Я встала и начала складывать в пакет её вещи, которых было мало: халат, кружка, вязаная шапка не по сезону. Тапки я брать не стала – чужие.
– Забери меня, – сказала она мне в спину. – Я подпишу что надо.
Телефон у двери загорелся и запиликал. Мать протянула руку, хотя с кровати было не достать.
– Только Сашеньку в тюрьму не надо, – сказала она. – Он же не со зла.
На вахте я расписалась в журнале за выезд и попросила копию договора. Сестра сказала, что копии выдаёт только заведующая и что заведующая по средам.
– Тогда я приеду в среду.
– Приезжайте.
Мать попрощалась с бабушкой у окна и почему-то долго объясняла ей, что вернётся за банкой мёда.
В такси она сидела прямо, держа пакет на коленях, и всю дорогу молчала. Потом спросила:
– А Саша знает, что я уехала?
– Знает.
– Он ругался?
Водитель включил поворотник, и мы свернули с грунтовки на трассу.
– Мам, – сказала я. – Про Сашу мы теперь говорим только у юриста.

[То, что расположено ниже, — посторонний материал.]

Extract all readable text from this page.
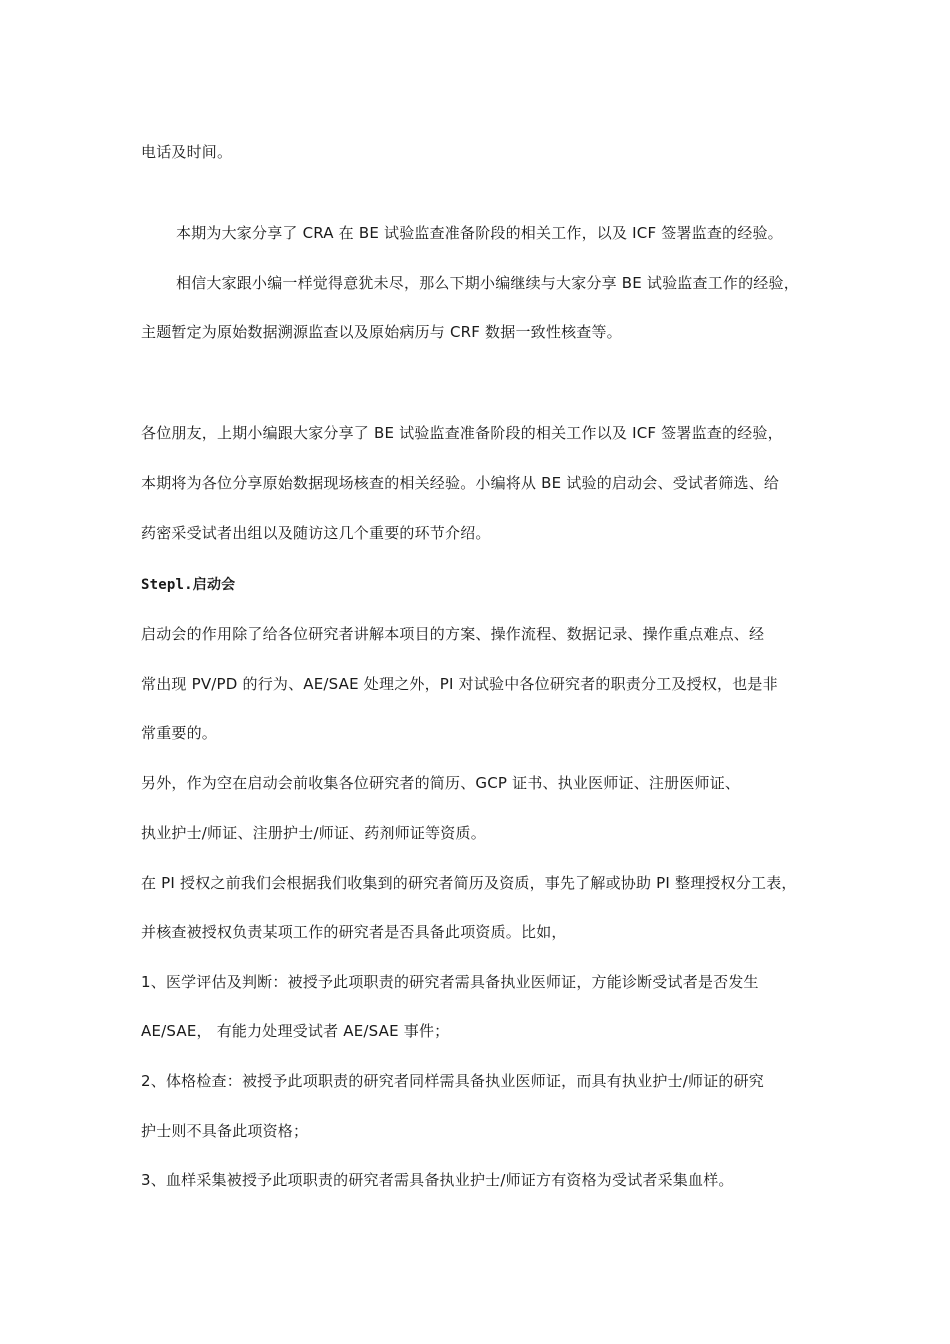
电话及时间。
本期为大家分享了 CRA 在 BE 试验监查准备阶段的相关工作，以及 ICF 签署监查的经验。
相信大家跟小编一样觉得意犹未尽，那么下期小编继续与大家分享 BE 试验监查工作的经验，
主题暂定为原始数据溯源监查以及原始病历与 CRF 数据一致性核查等。
各位朋友，上期小编跟大家分享了 BE 试验监查准备阶段的相关工作以及 ICF 签署监查的经验，
本期将为各位分享原始数据现场核查的相关经验。小编将从 BE 试验的启动会、受试者筛选、给
药密采受试者出组以及随访这几个重要的环节介绍。
Stepl.启动会
启动会的作用除了给各位研究者讲解本项目的方案、操作流程、数据记录、操作重点难点、经
常出现 PV/PD 的行为、AE/SAE 处理之外，PI 对试验中各位研究者的职责分工及授权，也是非
常重要的。
另外，作为空在启动会前收集各位研究者的简历、GCP 证书、执业医师证、注册医师证、
执业护士/师证、注册护士/师证、药剂师证等资质。
在 PI 授权之前我们会根据我们收集到的研究者简历及资质，事先了解或协助 PI 整理授权分工表，
并核查被授权负责某项工作的研究者是否具备此项资质。比如，
1、医学评估及判断：被授予此项职责的研究者需具备执业医师证，方能诊断受试者是否发生
AE/SAE， 有能力处理受试者 AE/SAE 事件；
2、体格检查：被授予此项职责的研究者同样需具备执业医师证，而具有执业护士/师证的研究
护士则不具备此项资格；
3、血样采集被授予此项职责的研究者需具备执业护士/师证方有资格为受试者采集血样。
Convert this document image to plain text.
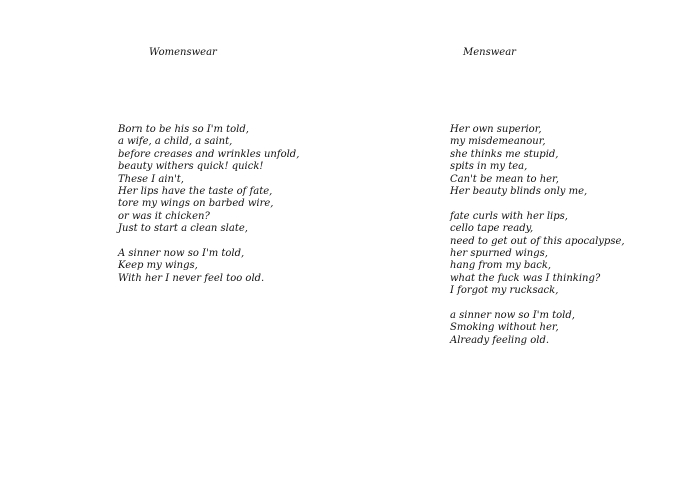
Womenswear	Menswear
Born to be his so I'm told,
a wife, a child, a saint,
before creases and wrinkles unfold,
beauty withers quick! quick!
These I ain't,
Her lips have the taste of fate,
tore my wings on barbed wire,
or was it chicken?
Just to start a clean slate,
A sinner now so I'm told,
Keep my wings,
With her I never feel too old.
Her own superior,
my misdemeanour,
she thinks me stupid,
spits in my tea,
Can't be mean to her,
Her beauty blinds only me,
fate curls with her lips,
cello tape ready,
need to get out of this apocalypse,
her spurned wings,
hang from my back,
what the fuck was I thinking?
I forgot my rucksack,
a sinner now so I'm told,
Smoking without her,
Already feeling old.
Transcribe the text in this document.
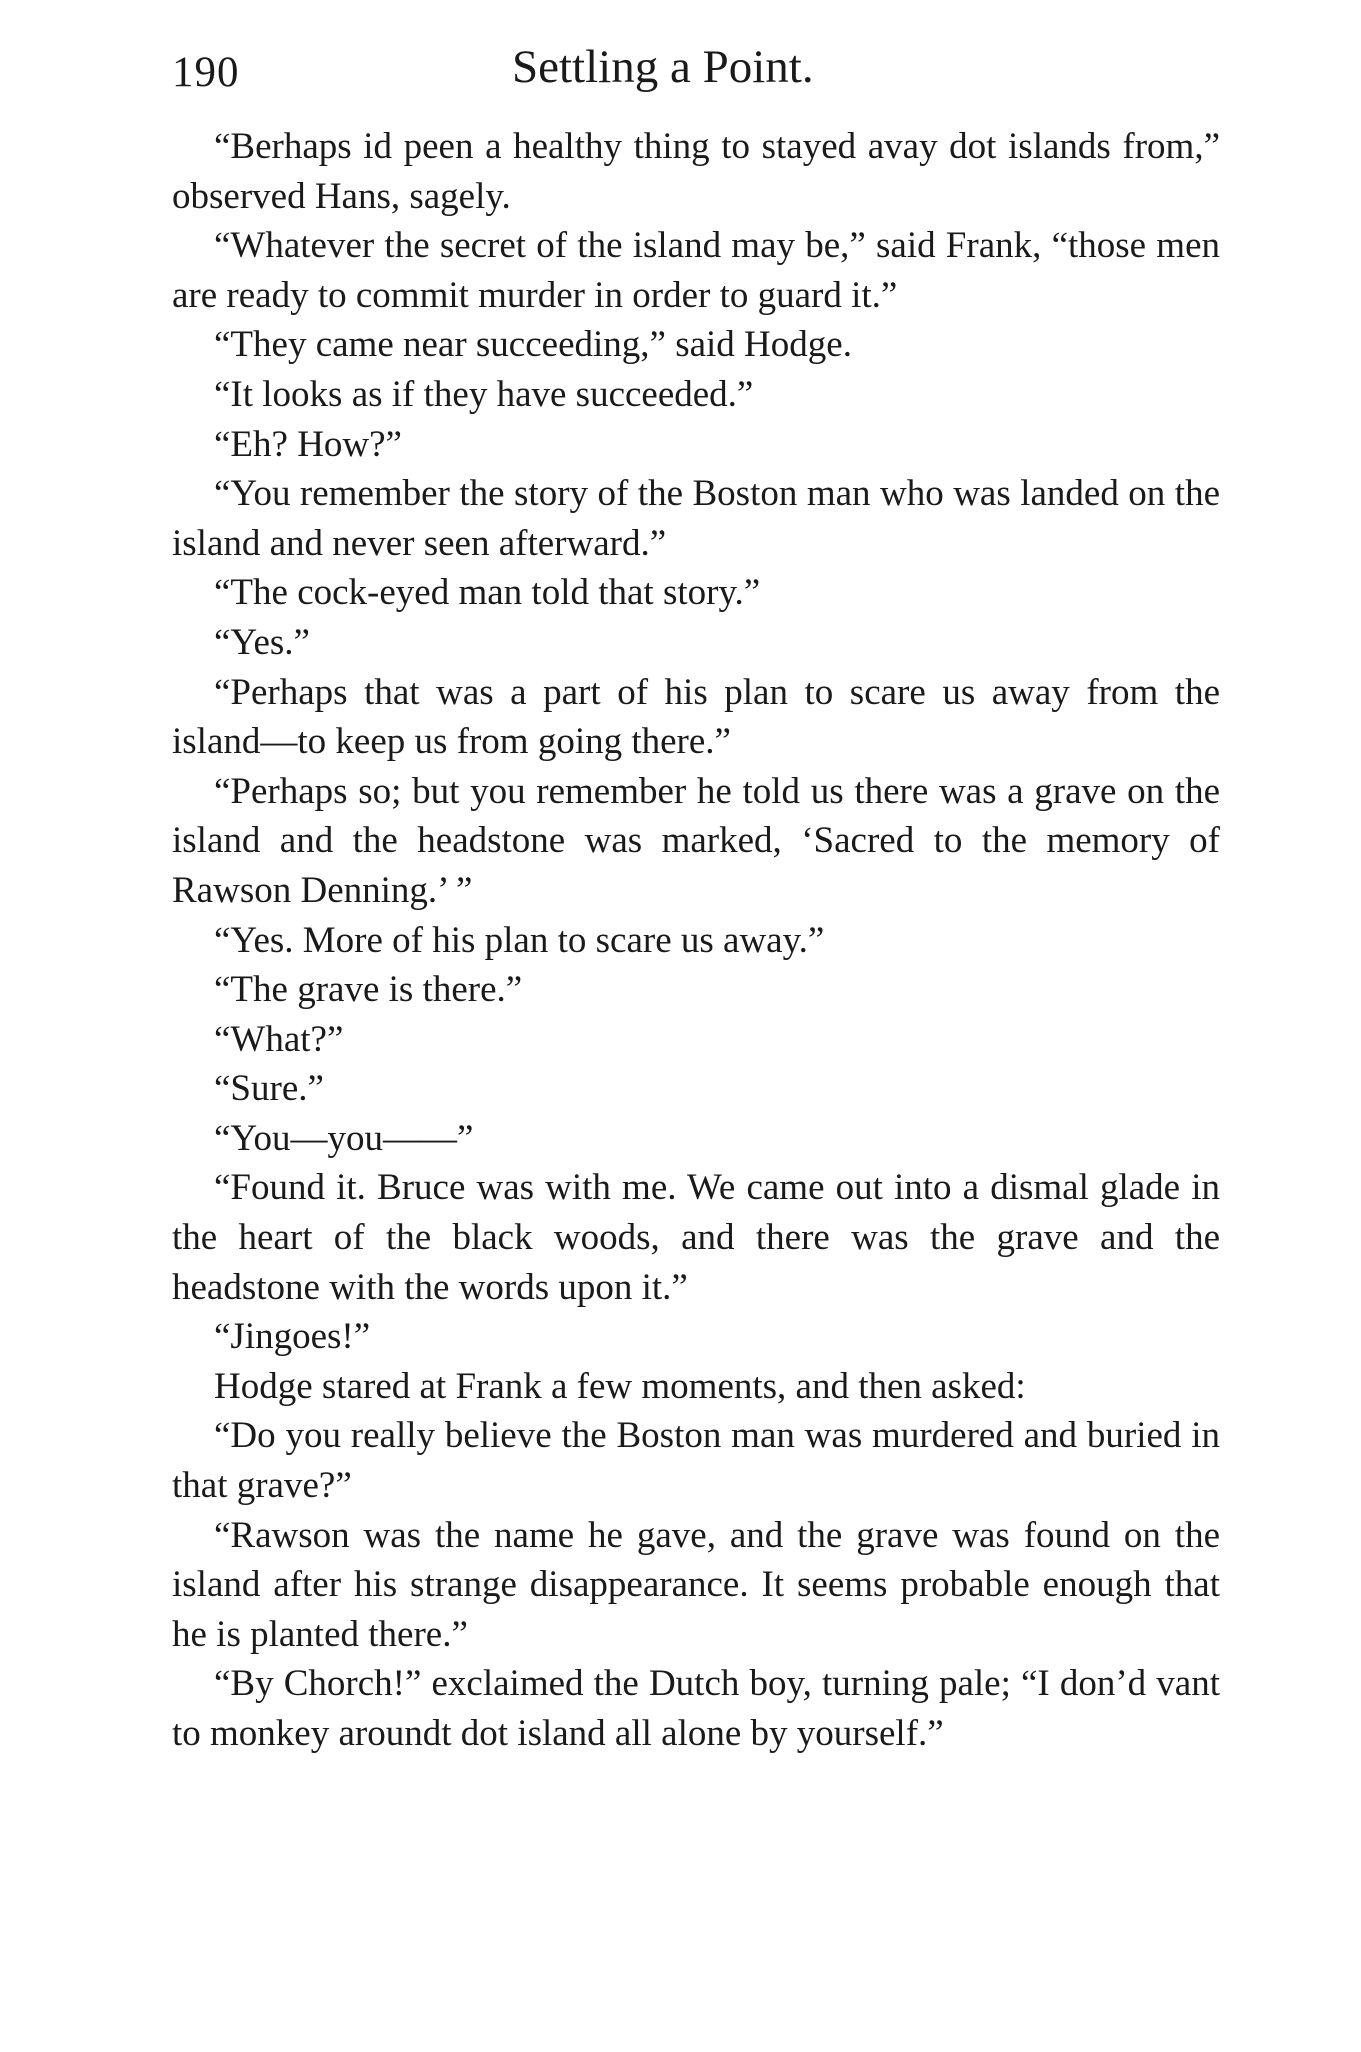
190	Settling a Point.

“Berhaps id peen a healthy thing to stayed avay dot islands from,” observed Hans, sagely.

“Whatever the secret of the island may be,” said Frank, “those men are ready to commit murder in order to guard it.”

“They came near succeeding,” said Hodge.

“It looks as if they have succeeded.”

“Eh? How?”

“You remember the story of the Boston man who was landed on the island and never seen afterward.”

“The cock-eyed man told that story.”

“Yes.”

“Perhaps that was a part of his plan to scare us away from the island—to keep us from going there.”

“Perhaps so; but you remember he told us there was a grave on the island and the headstone was marked, ‘Sacred to the memory of Rawson Denning.’ ”

“Yes. More of his plan to scare us away.”

“The grave is there.”

“What?”

“Sure.”

“You—you——”

“Found it. Bruce was with me. We came out into a dismal glade in the heart of the black woods, and there was the grave and the headstone with the words upon it.”

“Jingoes!”

Hodge stared at Frank a few moments, and then asked:

“Do you really believe the Boston man was murdered and buried in that grave?”

“Rawson was the name he gave, and the grave was found on the island after his strange disappearance. It seems probable enough that he is planted there.”

“By Chorch!” exclaimed the Dutch boy, turning pale; “I don’d vant to monkey aroundt dot island all alone by yourself.”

Юристку мне нашла Тамара: её племянница судилась с застройщиком и осталась довольна. Консультация была на втором этаже над рынком, за дверью с табличкой из принтера.
– Отменить дарение вы не отмените, – сказала юристка. – Забудьте это слово. Мы будем просить признать договор недействительным: подписывала под обманом, была уверена, что взамен получит уход и проживание.
– Докажем?
– Она прописана в квартире? Жила там до января?
– Прописана. Жила.
– Значит, есть с чем идти. И считайте срок: год с того дня, как она узнала, что её обманули. То есть с января, когда он её увёз. Тянуть нельзя.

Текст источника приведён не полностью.